Sidney John, Kim A-Reum, de Vries Rory D, Peters Bjoern, Meade Philip S, Krammer Florian, Grifoni Alba, Sette Alessandro
Center for Vaccine Innovation, La Jolla Institute for Immunology (LJI), La Jolla, California, USA.
Department of Viroscience, Erasmus University Medical Centre, Rotterdam, the Netherlands.
mBio. 2025 Feb 5;16(2):e0347924. doi: 10.1128/mbio.03479-24. Epub 2024 Dec 23.
Frequent recent spillovers of subtype H5N1 clade 2.3.4.4b highly pathogenic avian influenza (HPAI) virus into poultry and mammals, especially dairy cattle, including several human cases, increased concerns over a possible future pandemic. Here, we performed an analysis of epitope data curated in the Immune Epitope Database (IEDB). We found that the patterns of immunodominance of seasonal influenza viruses circulating in humans and H5N1 are similar. We further conclude that a significant fraction of the T-cell epitopes is conserved at a level associated with cross-reactivity between avian and seasonal sequences, and we further experimentally demonstrate extensive cross-reactivity in the most dominant T-cell epitopes curated in the IEDB. Based on these observations, and the overall similarity of the neuraminidase (NA) N1 subtype encoded in both HPAI and seasonal H1N1 influenza virus as well as cross-reactive group 1 HA stalk-reactive antibodies, we expect that a degree of pre-existing immunity is present in the general human population that could blunt the severity of human H5N1 infections.IMPORTANCEInfluenza A viruses (IAVs) cause pandemics that can result in millions of deaths. The highly pathogenic avian influenza (HPAI) virus of the H5N1 subtype is presently among the top viruses of pandemic concern, according to the WHO and the National Institute of Allergy and Infectious Diseases (NIAID). Previous exposure by infection and/or vaccination to a given IAV subtype or clade influences immune responses to a different subtype or clade. Analysis of human CD4 and CD8 T-cell epitope conservation between HPAI H5N1 and seasonal IAV sequences revealed levels of identity and conservation conducive to T cell cross-reactivity, suggesting that pre-existing T cell immune memory should, to a large extent, cross-recognize avian influenza viruses. This observation was experimentally verified by testing responses from human T cells to non-avian IAV and their HPAI H5N1 counterparts. Accordingly, should a more widespread HPAI H5N1 outbreak occur, we hypothesize that cross-reactive T-cell responses might be able to limit disease severity.

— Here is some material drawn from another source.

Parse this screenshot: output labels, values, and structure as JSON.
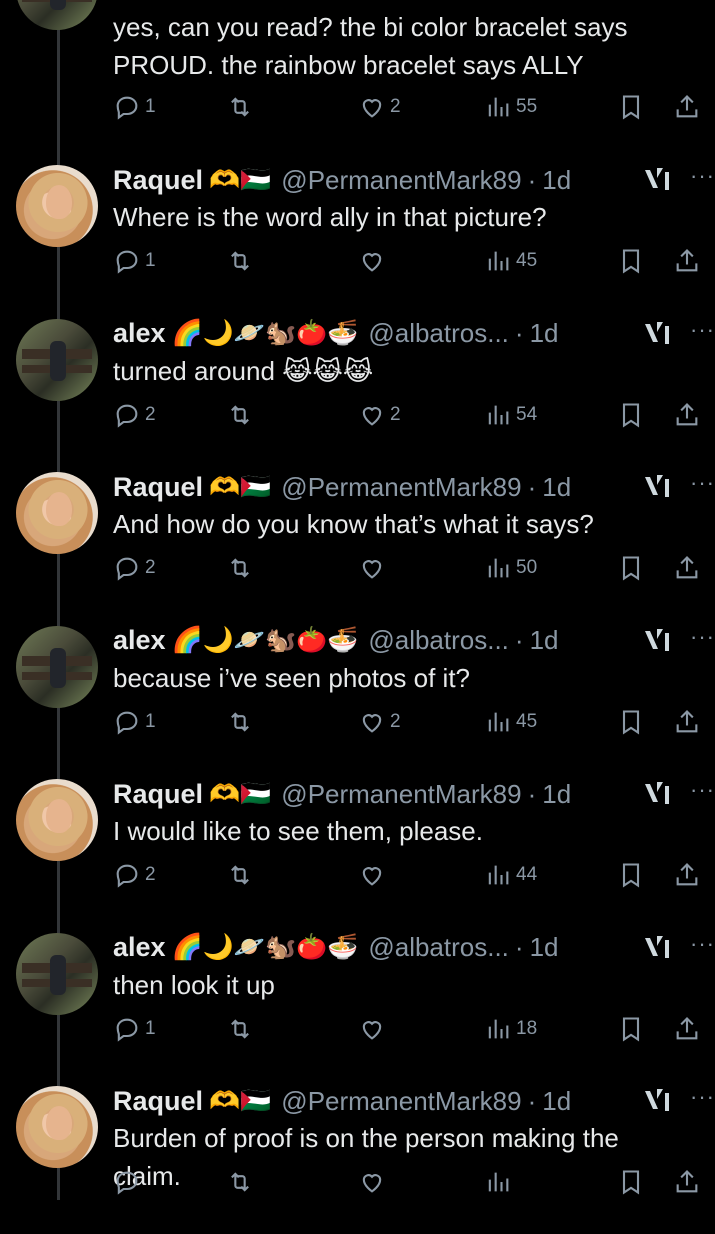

近期,H5N1亚型2.3.4.4b高致病性禽流感(HPAI)病毒频繁传播到家禽和哺乳动物,尤其是奶牛,还导致了数起人类感染病例,这增加了人们对未来可能发生大流行的担忧。在此,我们对免疫表位数据库(IEDB)中整理的表位数据进行了分析。我们发现,人类中流行的季节性流感病毒和H5N1的免疫优势模式相似。我们进一步得出结论,相当一部分T细胞表位在与禽类和季节性序列之间的交叉反应相关的水平上是保守的,并且我们通过实验进一步证明了IEDB中整理的最主要T细胞表位具有广泛的交叉反应性。基于这些观察结果,以及高致病性禽流感病毒和季节性H1N1流感病毒中编码的神经氨酸酶(NA)N1亚型的总体相似性以及交叉反应性1组HA茎反应性抗体,我们预计普通人群中存在一定程度的预存免疫力,这可能会减轻人类H5N1感染的严重程度。
重要性
甲型流感病毒(IAV)会引发大流行,可能导致数百万人死亡。根据世界卫生组织和美国国家过敏和传染病研究所(NIAID)的说法,H5N1亚型高致病性禽流感(HPAI)病毒目前是最受关注的大流行病毒之一。先前通过感染和/或接种疫苗接触给定的IAV亚型或进化枝会影响对不同亚型或进化枝的免疫反应。对高致病性禽流感H5N1和季节性IAV序列之间的人类CD4和CD8 T细胞表位保守性分析显示,其同一性和保守性水平有利于T细胞交叉反应,这表明预先存在的T细胞免疫记忆在很大程度上应该能够交叉识别禽流感病毒。通过测试人类T细胞对非禽类IAV及其高致病性禽流感H5N1对应物的反应,对这一观察结果进行了实验验证。因此,我们假设,如果发生更广泛的高致病性禽流感H5N1疫情,交叉反应性T细胞反应可能能够限制疾病的严重程度。